Completely ignore nodes of specific types.

Use case: Ignore decorative nodes like sticky notes.

yaml

ignore:
  node_types:
    - "n8n-nodes-base.stickyNote"
    - "n8n-nodes-base.comment"

`ignore.nodes` (list of objects)

Flexible rules for ignoring nodes based on name patterns or other criteria.

Structure:

yaml

ignore:
  nodes:
    - pattern: "<regex_pattern>"
      reason: "Why this is ignored"
    - name: "<exact_node_name>"
      reason: "Why this is ignored"
    - node_type: "<node_type>"
      reason: "Why this is ignored"

Example:

yaml

ignore:
  nodes:
    - pattern: "^Temp.*"
      reason: "Temporary debugging nodes"
    - name: "Development Only"
      reason: "Used only in development"

`ignore.global_parameters` (list of strings)

Parameter names to ignore across all node types.

Common use case: Ignore UI-specific metadata.

yaml

ignore:
  global_parameters:
    - "position"
    - "id"
    - "notes"
    - "notesInFlow"
    - "color"
    - "disabled"

`ignore.node_type_parameters` (object)

Parameters to ignore for specific node types.

Structure:

yaml

ignore:
  node_type_parameters:
    "<node_type>":
      - "<parameter_path_1>"
      - "<parameter_path_2>"

Example:

yaml

ignore:
  node_type_parameters:
    "@n8n/n8n-nodes-langchain.agent":
      - "options.systemMessage"  # Allow different prompts
      - "options.maxIterations"   # Allow iteration variance

    "n8n-nodes-base.httpRequest":
      - "options.timeout"  # Timeout can vary by environment

`ignore.parameter_paths` (list of strings)

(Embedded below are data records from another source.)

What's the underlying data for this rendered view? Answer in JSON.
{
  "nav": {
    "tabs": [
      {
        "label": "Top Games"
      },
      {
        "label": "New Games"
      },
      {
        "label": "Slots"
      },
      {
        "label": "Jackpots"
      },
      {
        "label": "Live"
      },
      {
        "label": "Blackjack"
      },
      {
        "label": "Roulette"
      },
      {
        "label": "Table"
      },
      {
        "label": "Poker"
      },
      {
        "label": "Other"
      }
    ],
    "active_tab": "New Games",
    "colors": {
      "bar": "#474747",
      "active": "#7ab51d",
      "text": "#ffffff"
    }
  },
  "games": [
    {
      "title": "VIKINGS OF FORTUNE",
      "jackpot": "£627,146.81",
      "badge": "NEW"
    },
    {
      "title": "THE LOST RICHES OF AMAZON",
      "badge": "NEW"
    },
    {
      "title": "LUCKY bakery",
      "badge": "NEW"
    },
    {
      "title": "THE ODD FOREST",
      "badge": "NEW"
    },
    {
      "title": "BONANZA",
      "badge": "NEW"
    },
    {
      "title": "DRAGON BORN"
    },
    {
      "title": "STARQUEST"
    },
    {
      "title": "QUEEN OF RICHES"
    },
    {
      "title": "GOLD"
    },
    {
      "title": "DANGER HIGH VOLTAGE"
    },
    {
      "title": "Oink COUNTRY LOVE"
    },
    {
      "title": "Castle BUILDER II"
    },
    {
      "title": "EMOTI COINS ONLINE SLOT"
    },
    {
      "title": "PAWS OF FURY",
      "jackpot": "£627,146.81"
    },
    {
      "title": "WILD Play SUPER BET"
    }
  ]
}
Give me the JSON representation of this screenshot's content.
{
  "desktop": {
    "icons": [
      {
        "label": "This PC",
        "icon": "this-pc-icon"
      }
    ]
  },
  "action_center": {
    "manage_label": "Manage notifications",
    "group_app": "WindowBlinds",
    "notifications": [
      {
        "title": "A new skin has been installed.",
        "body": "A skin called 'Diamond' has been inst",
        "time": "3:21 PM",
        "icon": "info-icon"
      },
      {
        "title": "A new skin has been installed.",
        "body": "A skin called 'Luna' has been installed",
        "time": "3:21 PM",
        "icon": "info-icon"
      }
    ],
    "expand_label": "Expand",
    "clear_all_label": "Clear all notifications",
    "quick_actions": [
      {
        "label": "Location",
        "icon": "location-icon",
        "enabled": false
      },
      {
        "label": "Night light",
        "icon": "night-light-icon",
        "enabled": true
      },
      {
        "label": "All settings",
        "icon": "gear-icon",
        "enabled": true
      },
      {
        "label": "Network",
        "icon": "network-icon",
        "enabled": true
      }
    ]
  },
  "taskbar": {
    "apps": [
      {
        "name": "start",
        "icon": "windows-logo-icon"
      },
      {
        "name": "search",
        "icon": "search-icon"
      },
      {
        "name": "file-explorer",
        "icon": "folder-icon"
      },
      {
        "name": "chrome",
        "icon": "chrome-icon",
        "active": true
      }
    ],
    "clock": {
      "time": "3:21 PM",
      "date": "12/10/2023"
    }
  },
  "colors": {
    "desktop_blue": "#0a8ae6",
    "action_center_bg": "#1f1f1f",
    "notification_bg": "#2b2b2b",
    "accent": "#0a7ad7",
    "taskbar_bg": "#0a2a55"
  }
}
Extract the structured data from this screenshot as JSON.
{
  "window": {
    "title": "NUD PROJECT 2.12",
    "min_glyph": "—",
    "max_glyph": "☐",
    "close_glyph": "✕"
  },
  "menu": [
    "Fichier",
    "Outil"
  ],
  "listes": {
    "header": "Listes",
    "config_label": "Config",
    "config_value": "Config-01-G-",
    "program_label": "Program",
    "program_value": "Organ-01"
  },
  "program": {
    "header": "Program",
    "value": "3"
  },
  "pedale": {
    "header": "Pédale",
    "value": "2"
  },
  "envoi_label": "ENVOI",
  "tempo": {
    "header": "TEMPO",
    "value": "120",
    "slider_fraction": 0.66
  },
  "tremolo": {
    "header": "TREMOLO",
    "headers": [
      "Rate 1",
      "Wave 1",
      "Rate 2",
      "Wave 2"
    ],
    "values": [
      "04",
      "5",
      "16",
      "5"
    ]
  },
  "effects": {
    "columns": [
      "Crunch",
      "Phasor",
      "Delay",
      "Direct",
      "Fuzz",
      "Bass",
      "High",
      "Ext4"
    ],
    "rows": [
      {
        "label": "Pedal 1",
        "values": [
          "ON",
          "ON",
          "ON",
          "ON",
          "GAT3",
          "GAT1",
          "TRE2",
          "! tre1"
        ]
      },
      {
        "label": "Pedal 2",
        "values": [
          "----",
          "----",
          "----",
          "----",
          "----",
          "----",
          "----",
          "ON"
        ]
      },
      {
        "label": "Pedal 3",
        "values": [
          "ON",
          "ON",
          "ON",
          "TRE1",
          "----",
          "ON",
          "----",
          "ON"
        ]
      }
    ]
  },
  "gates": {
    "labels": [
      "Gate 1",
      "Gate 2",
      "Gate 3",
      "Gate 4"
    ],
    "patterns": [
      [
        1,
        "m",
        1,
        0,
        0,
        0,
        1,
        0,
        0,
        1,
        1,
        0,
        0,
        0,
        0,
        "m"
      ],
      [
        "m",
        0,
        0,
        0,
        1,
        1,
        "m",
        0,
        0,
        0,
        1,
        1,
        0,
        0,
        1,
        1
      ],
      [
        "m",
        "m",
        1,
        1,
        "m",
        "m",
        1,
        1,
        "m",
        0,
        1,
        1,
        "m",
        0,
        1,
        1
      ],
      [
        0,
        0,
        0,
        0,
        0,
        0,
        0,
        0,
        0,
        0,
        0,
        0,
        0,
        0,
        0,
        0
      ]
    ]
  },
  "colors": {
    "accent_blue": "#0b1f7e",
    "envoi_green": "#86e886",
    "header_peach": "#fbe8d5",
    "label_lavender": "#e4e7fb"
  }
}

Ignore parameters using path patterns. Supports wildcards:

* - matches any single path segment
** - matches any number of path segments

Example:

yaml

ignore:
  parameter_paths:
    - "options.*.timeout"      # Ignore timeout in any option
    - "**.temperature"         # Ignore temperature at any nesting level
    - "options.advanced.**"    # Ignore all advanced options

Parameter Comparison Rules

Parameter comparison rules allow for flexible matching of specific parameters, such as numeric tolerance or semantic similarity.

Structure

yaml

parameter_comparison:
  fuzzy_match: [...]
  numeric_tolerance: [...]

Fuzzy Match Rules

For semantic or approximate text matching.

Structure:

yaml

parameter_comparison:
  fuzzy_match:
    - parameter: "<parameter_path>"
      type: "semantic"
      threshold: <float>
      cost_if_below: <float>
      options:
        <key>: <value>

Example:

yaml

parameter_comparison:
  fuzzy_match:
    - parameter: "options.systemMessage"
      type: "semantic"
      threshold: 0.8
      cost_if_below: 3.0
      options:
        model: "sentence-transformers"

Numeric Tolerance Rules

For numeric parameters that should be "close enough" rather than exact.

Structure:

yaml

parameter_comparison:
  numeric_tolerance:
    - parameter: "<parameter_path>"
      tolerance: <float>
      cost_if_exceeded: <float>

Example:

yaml

parameter_comparison:
  numeric_tolerance:
    - parameter: "options.temperature"
      tolerance: 0.1
      cost_if_exceeded: 2.0

    - parameter: "options.maxTokens"
      tolerance: 100
      cost_if_exceeded: 1.0

    - parameter: "options.topP"
      tolerance: 0.05
      cost_if_exceeded: 1.5

How it works:

If |value1 - value2| <= tolerance, parameters are considered equal (no cost)
If |value1 - value2| > tolerance, cost_if_exceeded is added to the edit cost

Wildcard Support

Parameter paths support wildcards:

yaml

parameter_comparison:
  numeric_tolerance:
    - parameter: "options.*.temperature"
      tolerance: 0.1
      cost_if_exceeded: 2.0

This applies to options.llm.temperature, options.model.temperature, etc.

Exemptions

Exemptions reduce penalties for certain nodes that are optional or conditionally required.

Structure

yaml

exemptions:
  optional_in_generated: [...]
  optional_in_ground_truth: [...]

`exemptions.optional_in_generated` (list of objects)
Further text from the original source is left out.